Part of that history is the story of slaves leaving Missouri heading for freedom, being towed by two steamboats, and eventually docking at Fort Snelling.
You can find more information on that journey by clicking here.
Retired Hennepin County Judge LaJune Lange wants to document these early African American stories, find their descendants, and make sure they aren’t forgotten in Minnesota history.
"They came to make permanent lives, they brought their wives and children because they were not going to be laborers detached from their families in 1863," Lange says about this early history.
Her most valuable clue was the 1869 Convention of Colored Citizens of Minnesota. It was the first integrated convention of white and Black men after the state voted in favor of Black suffrage. And it has a list of attendees.
"I was able to find a record of the Colored People’s Convention held in St. Paul," she says. "And that was the list we gave the genealogist. We’ve been able to find a significant number, at least a dozen families, that connect back to that period."
She brought in Robin Macgregor who is a genealogist and they got to work. Macgregor started with the names on the document and started tracing the family lines.

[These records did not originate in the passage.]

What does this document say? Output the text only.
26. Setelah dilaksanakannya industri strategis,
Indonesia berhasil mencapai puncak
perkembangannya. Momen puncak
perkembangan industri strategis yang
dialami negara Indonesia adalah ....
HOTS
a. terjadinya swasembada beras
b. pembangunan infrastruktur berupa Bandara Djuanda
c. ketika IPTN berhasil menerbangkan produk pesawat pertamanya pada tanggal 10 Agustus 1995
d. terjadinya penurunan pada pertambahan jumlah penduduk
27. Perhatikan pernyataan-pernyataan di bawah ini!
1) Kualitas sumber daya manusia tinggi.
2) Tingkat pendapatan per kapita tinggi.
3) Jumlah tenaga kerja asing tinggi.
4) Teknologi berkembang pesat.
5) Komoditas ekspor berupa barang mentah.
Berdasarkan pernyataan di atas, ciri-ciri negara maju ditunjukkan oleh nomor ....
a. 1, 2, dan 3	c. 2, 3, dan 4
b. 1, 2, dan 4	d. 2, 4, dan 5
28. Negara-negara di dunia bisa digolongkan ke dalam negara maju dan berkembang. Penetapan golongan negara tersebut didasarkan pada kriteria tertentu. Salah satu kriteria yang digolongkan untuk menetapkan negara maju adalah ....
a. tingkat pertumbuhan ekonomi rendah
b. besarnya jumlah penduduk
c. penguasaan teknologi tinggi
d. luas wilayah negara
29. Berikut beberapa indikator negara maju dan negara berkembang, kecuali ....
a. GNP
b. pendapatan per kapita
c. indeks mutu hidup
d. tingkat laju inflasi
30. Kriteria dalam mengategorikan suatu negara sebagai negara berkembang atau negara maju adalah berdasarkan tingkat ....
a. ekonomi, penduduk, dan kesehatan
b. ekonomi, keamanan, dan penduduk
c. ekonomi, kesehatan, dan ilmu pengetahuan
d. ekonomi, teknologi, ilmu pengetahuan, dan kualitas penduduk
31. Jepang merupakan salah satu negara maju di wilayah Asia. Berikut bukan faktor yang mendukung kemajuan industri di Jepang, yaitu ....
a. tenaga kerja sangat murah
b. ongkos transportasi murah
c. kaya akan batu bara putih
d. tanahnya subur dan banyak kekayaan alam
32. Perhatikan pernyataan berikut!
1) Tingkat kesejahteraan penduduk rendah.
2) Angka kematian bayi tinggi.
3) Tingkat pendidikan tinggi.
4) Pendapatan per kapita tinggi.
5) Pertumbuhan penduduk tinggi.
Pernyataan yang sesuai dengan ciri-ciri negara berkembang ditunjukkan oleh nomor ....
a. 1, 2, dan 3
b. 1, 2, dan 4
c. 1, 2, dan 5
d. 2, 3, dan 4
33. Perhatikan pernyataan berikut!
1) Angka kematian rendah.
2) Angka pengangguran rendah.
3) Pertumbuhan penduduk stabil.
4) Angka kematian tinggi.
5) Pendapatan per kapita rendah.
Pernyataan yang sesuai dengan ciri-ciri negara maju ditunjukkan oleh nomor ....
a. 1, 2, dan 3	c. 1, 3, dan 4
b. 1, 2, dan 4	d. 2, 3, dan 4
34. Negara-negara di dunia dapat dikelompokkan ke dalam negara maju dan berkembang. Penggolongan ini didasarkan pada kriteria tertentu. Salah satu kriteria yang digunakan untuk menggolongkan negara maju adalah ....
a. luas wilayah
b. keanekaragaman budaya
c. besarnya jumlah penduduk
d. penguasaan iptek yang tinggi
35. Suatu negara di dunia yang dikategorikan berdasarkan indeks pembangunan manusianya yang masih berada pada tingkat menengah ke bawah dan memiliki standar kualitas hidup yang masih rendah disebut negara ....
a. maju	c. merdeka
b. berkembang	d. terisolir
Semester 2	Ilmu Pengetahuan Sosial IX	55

"I created my own index, Robert Banks was in St. Paul and he was president of the convention," says Macgregor. "I also went to old phone directories and there would be addresses listed and even occupations. To follow the line, you’ve got to follow the children," she added.

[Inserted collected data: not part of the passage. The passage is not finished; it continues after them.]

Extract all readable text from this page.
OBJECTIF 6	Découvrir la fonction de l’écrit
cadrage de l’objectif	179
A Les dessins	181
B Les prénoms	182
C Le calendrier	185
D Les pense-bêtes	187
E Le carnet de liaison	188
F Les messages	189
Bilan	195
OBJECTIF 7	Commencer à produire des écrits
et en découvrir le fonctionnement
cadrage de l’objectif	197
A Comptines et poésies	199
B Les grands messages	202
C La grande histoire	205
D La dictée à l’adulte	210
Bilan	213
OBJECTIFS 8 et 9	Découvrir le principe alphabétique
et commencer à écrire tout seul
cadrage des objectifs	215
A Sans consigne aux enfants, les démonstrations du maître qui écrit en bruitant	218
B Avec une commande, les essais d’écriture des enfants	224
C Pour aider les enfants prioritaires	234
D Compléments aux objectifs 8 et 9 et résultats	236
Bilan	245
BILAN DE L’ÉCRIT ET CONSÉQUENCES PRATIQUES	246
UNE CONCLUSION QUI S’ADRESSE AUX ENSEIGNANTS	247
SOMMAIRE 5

And Judge Lange figures that if the people on this list were here in 1869, they were likely among those who came by boat six years earlier or who served in one of the Army’s all-Black units at Fort Snelling.
"I come from a family of enslavement, on my mother’s side they escaped with the fair-skinned member of the family with them pretending to be the owner and the darker member pretending to be the slave," says Lange. And she’s started the International Leadership Institute, a nonprofit, to focus on this research.
As part of her work, she brought out the story of the first Black fire captain for the Minneapolis Fire Department. Captain John Cheatham became a Minneapolis firefighter in 1888 and a captain by 1899. He headed up an all-Black fire station at 45th and Hiawatha. Cheatham was born in Missouri, likely coming to Minnesota as a child on one of those boats on the Mississippi.
Macgregor was able to find brothers Ludy and Corey Webster as local descendants and while they had heard a little bit of this story, this research really connected them to their great-great-great uncle and the city where they still live.
Judge Lange’s work helped to save the old fire station and Minneapolis designated it as a historic landmark in 2022. In addition, the city decided to name a road after Captain Cheatham.
"We are finding the more that word gets out, the more people are willing to come forward and talk about their place in history," says Lange.
Minnesota voted to give Black men the right to vote a full two years before it was in the U.S. Constitution. And that convention was a celebration at Ingersoll Hall.
"It’s good to show that we weren’t missing as a people of African descent in terms of building this state," says Lange.